JIT process is covered in the nvcc documentation:
[url]http://docs.nvidia.com/cuda/cuda-compiler-driver-nvcc/index.html#just-in-time-compilation[/url]
I acknowledge that that does not provide a detailed answer to “By what mechanism does the driver compile the PTX into SASS then?”
The best I can offer is that there is a tool/codepath in the driver that detects at runtime that a particular GPU binary contains PTX but not SASS, and follows a codepath similar to what is contained in the ptxas tool to generate suitable SASS on the fly.
If you require a more detailed description, I don’t have it and don’t know where to find it.
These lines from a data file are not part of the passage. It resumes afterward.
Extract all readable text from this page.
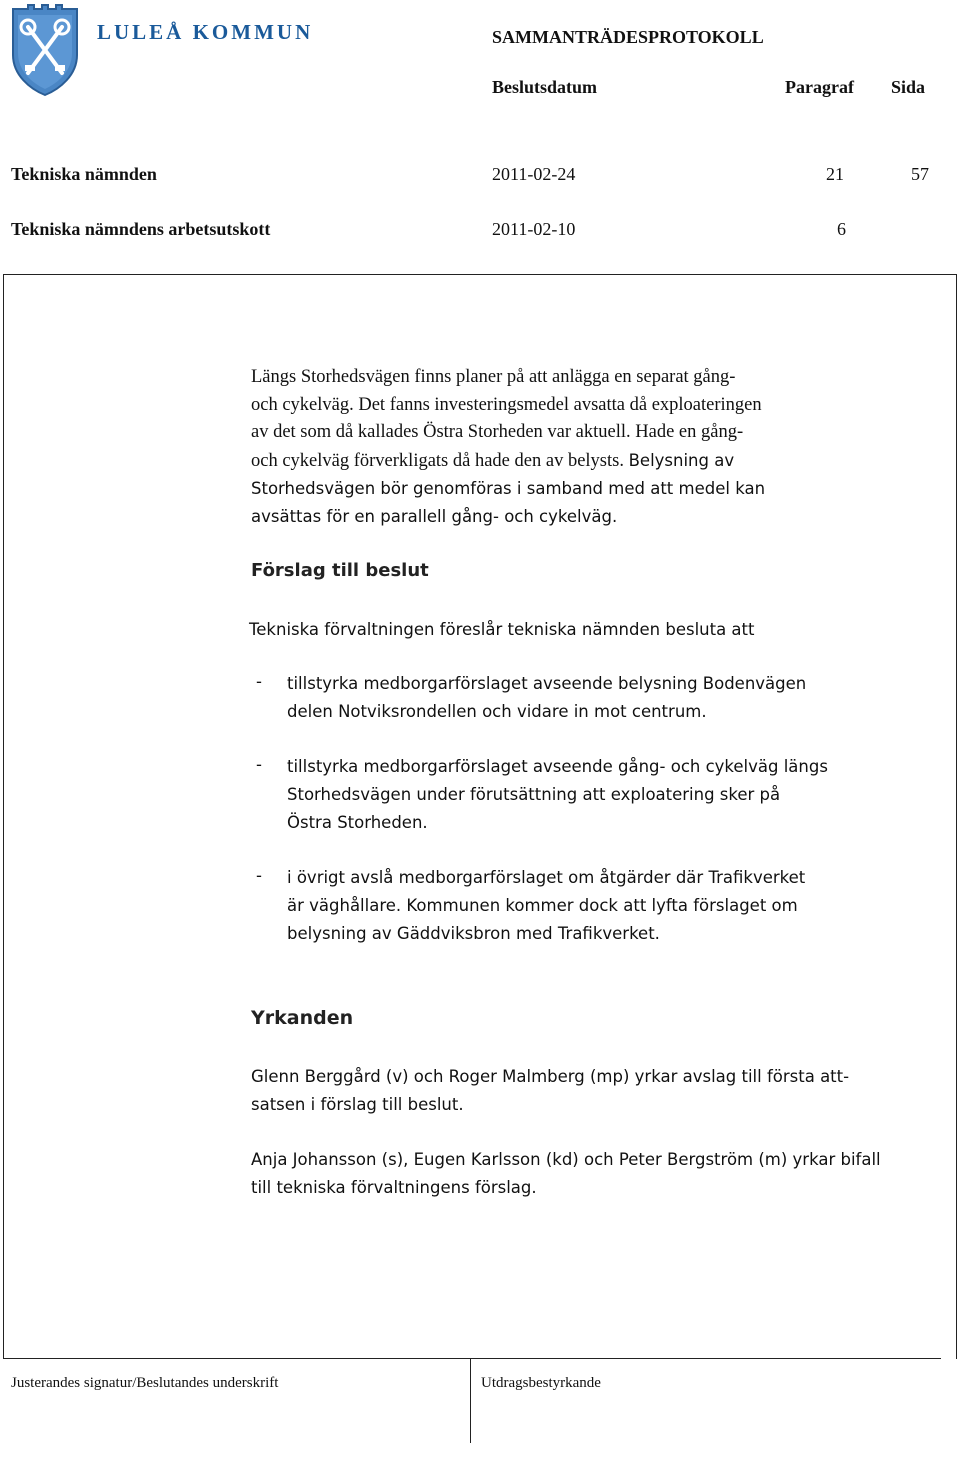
LULEÅ KOMMUN	SAMMANTRÄDESPROTOKOLL
Beslutsdatum	Paragraf Sida
Tekniska nämnden	2011-02-24	21	57
Tekniska nämndens arbetsutskott	2011-02-10	6
Längs Storhedsvägen finns planer på att anlägga en separat gång-
och cykelväg. Det fanns investeringsmedel avsatta då exploateringen
av det som då kallades Östra Storheden var aktuell. Hade en gång-
och cykelväg förverkligats då hade den av belysts. Belysning av
Storhedsvägen bör genomföras i samband med att medel kan
avsättas för en parallell gång- och cykelväg.
Förslag till beslut
Tekniska förvaltningen föreslår tekniska nämnden besluta att
- tillstyrka medborgarförslaget avseende belysning Bodenvägen
delen Notviksrondellen och vidare in mot centrum.
- tillstyrka medborgarförslaget avseende gång- och cykelväg längs
Storhedsvägen under förutsättning att exploatering sker på
Östra Storheden.
- i övrigt avslå medborgarförslaget om åtgärder där Trafikverket
är väghållare. Kommunen kommer dock att lyfta förslaget om
belysning av Gäddviksbron med Trafikverket.
Yrkanden
Glenn Berggård (v) och Roger Malmberg (mp) yrkar avslag till första att-
satsen i förslag till beslut.
Anja Johansson (s), Eugen Karlsson (kd) och Peter Bergström (m) yrkar bifall
till tekniska förvaltningens förslag.
Justerandes signatur/Beslutandes underskrift	Utdragsbestyrkande
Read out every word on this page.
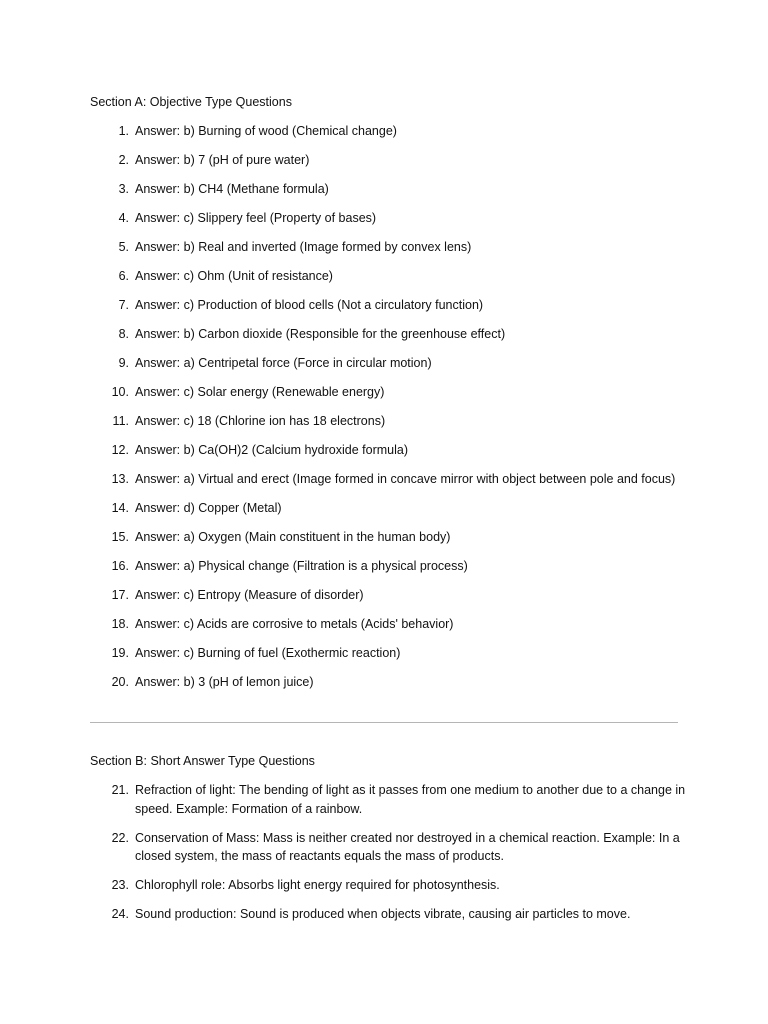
Section A: Objective Type Questions
1. Answer: b) Burning of wood (Chemical change)
2. Answer: b) 7 (pH of pure water)
3. Answer: b) CH4 (Methane formula)
4. Answer: c) Slippery feel (Property of bases)
5. Answer: b) Real and inverted (Image formed by convex lens)
6. Answer: c) Ohm (Unit of resistance)
7. Answer: c) Production of blood cells (Not a circulatory function)
8. Answer: b) Carbon dioxide (Responsible for the greenhouse effect)
9. Answer: a) Centripetal force (Force in circular motion)
10. Answer: c) Solar energy (Renewable energy)
11. Answer: c) 18 (Chlorine ion has 18 electrons)
12. Answer: b) Ca(OH)2 (Calcium hydroxide formula)
13. Answer: a) Virtual and erect (Image formed in concave mirror with object between pole and focus)
14. Answer: d) Copper (Metal)
15. Answer: a) Oxygen (Main constituent in the human body)
16. Answer: a) Physical change (Filtration is a physical process)
17. Answer: c) Entropy (Measure of disorder)
18. Answer: c) Acids are corrosive to metals (Acids' behavior)
19. Answer: c) Burning of fuel (Exothermic reaction)
20. Answer: b) 3 (pH of lemon juice)
Section B: Short Answer Type Questions
21. Refraction of light: The bending of light as it passes from one medium to another due to a change in speed. Example: Formation of a rainbow.
22. Conservation of Mass: Mass is neither created nor destroyed in a chemical reaction. Example: In a closed system, the mass of reactants equals the mass of products.
23. Chlorophyll role: Absorbs light energy required for photosynthesis.
24. Sound production: Sound is produced when objects vibrate, causing air particles to move.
A few other comments not directly related to your question:
JIT compilation involves conversion of PTX into SASS, and it is always handled by the GPU driver.
Based on that statement, then, we can assume that different drivers may produce different SASS, for otherwise identical inputs, in a JIT-compilation scenario.
When we compare JIT-produced SASS vs. SASS produced by nvcc (as a result of specification of the target architecture for code generation), the SASS produced by nvcc uses a separate tool called ptxas (you can find ptxas on your machine - it is a separate compiler/assembler in /usr/local/cuda/bin on an ordinary linux install), whereas the SASS produced by JIT compilation is generated by the driver itself (i.e. not by ptxas - ptxas is installed by the CUDA toolkit installer, and it is not necessary to be present on a machine to support JIT compilation - only the driver is required).
Therefore, since the generating code is the driver in one case (via a codepath like ptxas embedded in the driver), and explicitly by the installed ptxas tool in the other case, we can assume that the generated SASS may be different, and, again, there are no stated claims in the CUDA documentation otherwise.